Homosocial Intimacy in the Old West

Homosocial Intimacy in the Old West

Subject: Joseph Smith and Mormon men

I am a Mormon with same-sex attraction. My wife is threatening divorce because I have confided this to her. Do you have any more information regarding this subject in the Mormon communities?

Re: Joseph Smith and Mormon men

It sounds like something right out of “Angels in America”––the tormented Mormon guy with the wife who figures it all out after they’ve transplanted to New York––but it is the reality for a great many gays and lesbians brought up in the Mormon faith, among the fastest growing religions across the globe. And actually, with conservatives charging that opening the door to same-sex marriage is opening the door to polygamy––and with a few renegade Mormon polygamists now using the Supreme Court sodomy decision to push their cause––I think we’re all becoming more aware that there’s always been a bizarre connection between the gay movement and the Mormons, as revolting as that might be to those on either side.

The Mormon church––officially the Church of Jesus Christ of Latter Day Saints––is one of the only truly American mainstream churches, in that its tenets were founded and evolved within the United States and it long ago passed the point of “cult” status with which the Church of Scientology and others still struggle. Mormons settled in Utah, where the church’s nerve center grew, but the church was founded in the 1830 in Fayette, New York, by Joseph Smith, the church’s first prophet. The history of the Mormon church is actually an interesting study in how homosexuality was much more accepted in the 19th century––and how homophobia exploded in America in the 20th century.

In his book “Same-Sex Dynamics Among Nineteenth Century Americans: A Mormon Example,” historian D. Michael Quinn shows how men and women easily expressed intimacy with one another in non-erotic ways in the 1800s in America, and how this was not only accepted but encouraged. Mormon church founder Smith, a polygamist, once wrote that male friends “should lie down on the same bed at night locked in each other’s embrace talking of their love,” which he said he often did himself. At around that time, in 1839, 27-year-old Mormon Elizabeth Haven wrote to her Mormon second cousin Elizabeth Bullard, “If I could sleep with you tonight, [I] think we should not be very sleepy… at least I could converse all night and have nothing but a comma between sentences, now and then.”

Quinn, a Mormon himself who has been attacked by the Mormon church for his work––he was excommunicated in 1992––stresses that these were not necessarily sexual relationships, but notes that, because such intimacy was accepted and encouraged, it made things much easier for those who did want to screw around. Sex between men and between women was commonplace, Quinn shows, and while it was technically “sinful” and sometimes even attacked by church leaders, it seemed to be grudgingly accepted, while heterosexual adultery was considered a much graver transgression.

These attitudes prevailed into the turn of the century. Quinn reveals how Even Stephens, director of the Mormon Tabernacle Choir in Salt Lake City from 1890 through 1916 and a lifelong “bachelor,” spent much of his life with young men––“boy chums,” as he called them––in relationships that sometimes lasted for years. Stephens often wrote in Mormon publications about “the picturesque manliness” of the choir’s uniform, describing the “grace they gave, what full manly outlines to the body and chest, what a form to admire they gave to the creature Man.” He regularly talked about his love for his boy chum of the moment, and it apparently raised few eyebrows.

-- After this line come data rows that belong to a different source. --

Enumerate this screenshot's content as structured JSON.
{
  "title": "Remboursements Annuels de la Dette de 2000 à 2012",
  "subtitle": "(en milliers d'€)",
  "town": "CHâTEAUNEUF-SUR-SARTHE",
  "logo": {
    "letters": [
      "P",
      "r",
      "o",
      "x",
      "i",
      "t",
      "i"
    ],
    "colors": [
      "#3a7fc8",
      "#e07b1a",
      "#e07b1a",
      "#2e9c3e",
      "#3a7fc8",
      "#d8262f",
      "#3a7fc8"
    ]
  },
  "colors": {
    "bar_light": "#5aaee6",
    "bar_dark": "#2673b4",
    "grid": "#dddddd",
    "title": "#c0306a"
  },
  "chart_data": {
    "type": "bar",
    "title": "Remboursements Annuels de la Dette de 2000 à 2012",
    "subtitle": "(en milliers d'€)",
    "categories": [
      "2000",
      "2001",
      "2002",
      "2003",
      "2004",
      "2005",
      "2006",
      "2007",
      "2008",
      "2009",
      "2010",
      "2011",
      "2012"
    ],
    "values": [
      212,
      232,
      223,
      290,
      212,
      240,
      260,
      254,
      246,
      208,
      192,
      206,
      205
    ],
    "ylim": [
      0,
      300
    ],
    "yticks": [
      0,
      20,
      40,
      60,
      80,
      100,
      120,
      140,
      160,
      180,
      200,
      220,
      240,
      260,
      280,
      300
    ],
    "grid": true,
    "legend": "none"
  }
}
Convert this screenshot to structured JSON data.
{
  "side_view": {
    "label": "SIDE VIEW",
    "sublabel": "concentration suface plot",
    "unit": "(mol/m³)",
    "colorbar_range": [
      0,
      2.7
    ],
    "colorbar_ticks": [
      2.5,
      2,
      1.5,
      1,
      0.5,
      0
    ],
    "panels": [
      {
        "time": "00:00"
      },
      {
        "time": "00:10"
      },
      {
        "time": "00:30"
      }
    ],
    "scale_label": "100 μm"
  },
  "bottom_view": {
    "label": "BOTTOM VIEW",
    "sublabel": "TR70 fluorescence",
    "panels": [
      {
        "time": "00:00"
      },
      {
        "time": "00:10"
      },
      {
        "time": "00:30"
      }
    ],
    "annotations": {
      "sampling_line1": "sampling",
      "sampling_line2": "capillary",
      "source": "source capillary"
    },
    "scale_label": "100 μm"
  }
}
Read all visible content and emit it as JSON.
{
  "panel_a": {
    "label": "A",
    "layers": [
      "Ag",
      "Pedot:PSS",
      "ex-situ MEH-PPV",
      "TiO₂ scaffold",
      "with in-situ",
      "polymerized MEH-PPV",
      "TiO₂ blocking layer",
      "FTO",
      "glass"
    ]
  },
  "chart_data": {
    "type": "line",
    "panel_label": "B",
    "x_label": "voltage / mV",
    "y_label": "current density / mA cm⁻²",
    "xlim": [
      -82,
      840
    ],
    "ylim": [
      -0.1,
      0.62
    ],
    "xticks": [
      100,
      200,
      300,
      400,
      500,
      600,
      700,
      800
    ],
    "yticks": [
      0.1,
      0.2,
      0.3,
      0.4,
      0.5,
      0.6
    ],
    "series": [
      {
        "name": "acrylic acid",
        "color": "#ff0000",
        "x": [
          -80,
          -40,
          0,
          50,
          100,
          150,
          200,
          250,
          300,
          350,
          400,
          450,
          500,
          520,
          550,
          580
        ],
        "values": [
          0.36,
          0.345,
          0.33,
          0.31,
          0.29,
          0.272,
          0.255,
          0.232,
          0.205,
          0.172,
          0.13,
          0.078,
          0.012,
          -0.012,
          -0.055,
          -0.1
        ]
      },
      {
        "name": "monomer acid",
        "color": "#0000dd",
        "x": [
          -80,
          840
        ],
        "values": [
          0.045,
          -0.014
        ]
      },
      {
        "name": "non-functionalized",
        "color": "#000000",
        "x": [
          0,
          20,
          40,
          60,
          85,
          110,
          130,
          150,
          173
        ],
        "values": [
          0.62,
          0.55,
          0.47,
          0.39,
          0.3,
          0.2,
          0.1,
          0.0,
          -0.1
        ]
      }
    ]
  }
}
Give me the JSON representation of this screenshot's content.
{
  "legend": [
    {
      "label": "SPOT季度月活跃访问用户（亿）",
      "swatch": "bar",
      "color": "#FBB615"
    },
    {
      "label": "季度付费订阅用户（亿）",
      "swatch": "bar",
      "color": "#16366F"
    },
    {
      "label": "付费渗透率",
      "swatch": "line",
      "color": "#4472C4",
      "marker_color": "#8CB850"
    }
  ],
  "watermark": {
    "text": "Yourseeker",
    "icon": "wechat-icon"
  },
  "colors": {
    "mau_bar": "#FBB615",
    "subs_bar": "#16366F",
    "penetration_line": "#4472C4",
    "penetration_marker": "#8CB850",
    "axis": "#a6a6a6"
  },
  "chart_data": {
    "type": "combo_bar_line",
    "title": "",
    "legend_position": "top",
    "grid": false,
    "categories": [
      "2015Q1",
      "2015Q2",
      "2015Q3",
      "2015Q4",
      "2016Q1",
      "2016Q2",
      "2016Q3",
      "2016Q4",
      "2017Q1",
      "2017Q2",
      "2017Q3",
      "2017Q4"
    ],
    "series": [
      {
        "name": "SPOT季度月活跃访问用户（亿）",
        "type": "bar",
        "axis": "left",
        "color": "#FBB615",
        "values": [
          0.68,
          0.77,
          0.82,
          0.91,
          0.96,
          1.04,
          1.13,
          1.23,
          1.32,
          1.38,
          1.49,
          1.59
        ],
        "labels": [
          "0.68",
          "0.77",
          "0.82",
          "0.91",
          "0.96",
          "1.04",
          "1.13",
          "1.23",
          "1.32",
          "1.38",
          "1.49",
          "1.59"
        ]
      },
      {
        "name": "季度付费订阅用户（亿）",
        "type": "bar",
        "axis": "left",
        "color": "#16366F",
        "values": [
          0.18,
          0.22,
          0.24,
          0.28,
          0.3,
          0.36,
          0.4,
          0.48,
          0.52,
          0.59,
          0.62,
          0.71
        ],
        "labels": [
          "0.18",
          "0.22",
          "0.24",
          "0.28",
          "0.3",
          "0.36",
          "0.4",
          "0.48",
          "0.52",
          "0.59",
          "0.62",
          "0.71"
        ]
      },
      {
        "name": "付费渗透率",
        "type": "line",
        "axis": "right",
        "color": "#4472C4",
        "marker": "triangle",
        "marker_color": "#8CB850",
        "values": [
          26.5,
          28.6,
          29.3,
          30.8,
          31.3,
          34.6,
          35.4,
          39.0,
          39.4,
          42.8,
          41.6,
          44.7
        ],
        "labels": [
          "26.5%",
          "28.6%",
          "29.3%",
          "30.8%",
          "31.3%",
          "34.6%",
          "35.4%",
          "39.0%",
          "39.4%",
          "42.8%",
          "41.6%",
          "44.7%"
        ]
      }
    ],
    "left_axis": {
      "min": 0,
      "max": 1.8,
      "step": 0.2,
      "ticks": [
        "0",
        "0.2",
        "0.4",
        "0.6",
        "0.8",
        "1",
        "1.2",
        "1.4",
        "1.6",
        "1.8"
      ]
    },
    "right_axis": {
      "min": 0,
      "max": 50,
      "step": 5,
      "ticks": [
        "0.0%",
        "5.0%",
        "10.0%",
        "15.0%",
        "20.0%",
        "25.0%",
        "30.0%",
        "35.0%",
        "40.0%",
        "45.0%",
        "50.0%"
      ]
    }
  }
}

According to Quinn, Utah–– today perhaps one of the most anti-gay states in the Union and one that still had a sodomy law on the books before the Supreme Court struck down such laws last June––didn’t have laws for any lengthy period specifically criminalizing sodomy until the U.S. government imposed them on the region in the late 1800s. Quinn says that even then, Mormon leaders and judges “were more tolerant of homoerotic behavior than they were of every other non-marital sexual activity,” which was more harshly punished.

What later happened to the Mormons is what happened to all of American society: The sensational Oscar Wilde trials at the turn of the century and the slow emergence of homosexuals from the closet over the next 50 years contributed to a growing, general fear and panic in American culture regarding people who conducted their sexual lives differently. By the 1950s, the Mormon church––once one that encouraged same-sex intimacy––was leading the way on electro-shock therapy to “cure” homosexuals. Quinn also notes that the Mormons’ desire to be accepted into the American mainstream––and their rejection of polygamy, under threat by the U.S. government––contributed to their becoming particularly obsessive about routing out sexual “deviants” of any kind.

Sadly, I’m not sure that pointing out all of this history to your wife and others will make them any more accepting of homosexuality––and certainly, for your wife, this is about her marriage––as they are products of the culture we live in today. But it is certainly instructive for you to know and learn in combating the viciously homophobic religious values that were ingrained in you. Not only was your faith, like many others, more accepting of same-sex attraction, but homosexuals have always been around and have at times been viewed as normal, healthy contributors to society. I think learning that past is the very beginning of the path of personal freedom that you are right now embarking upon.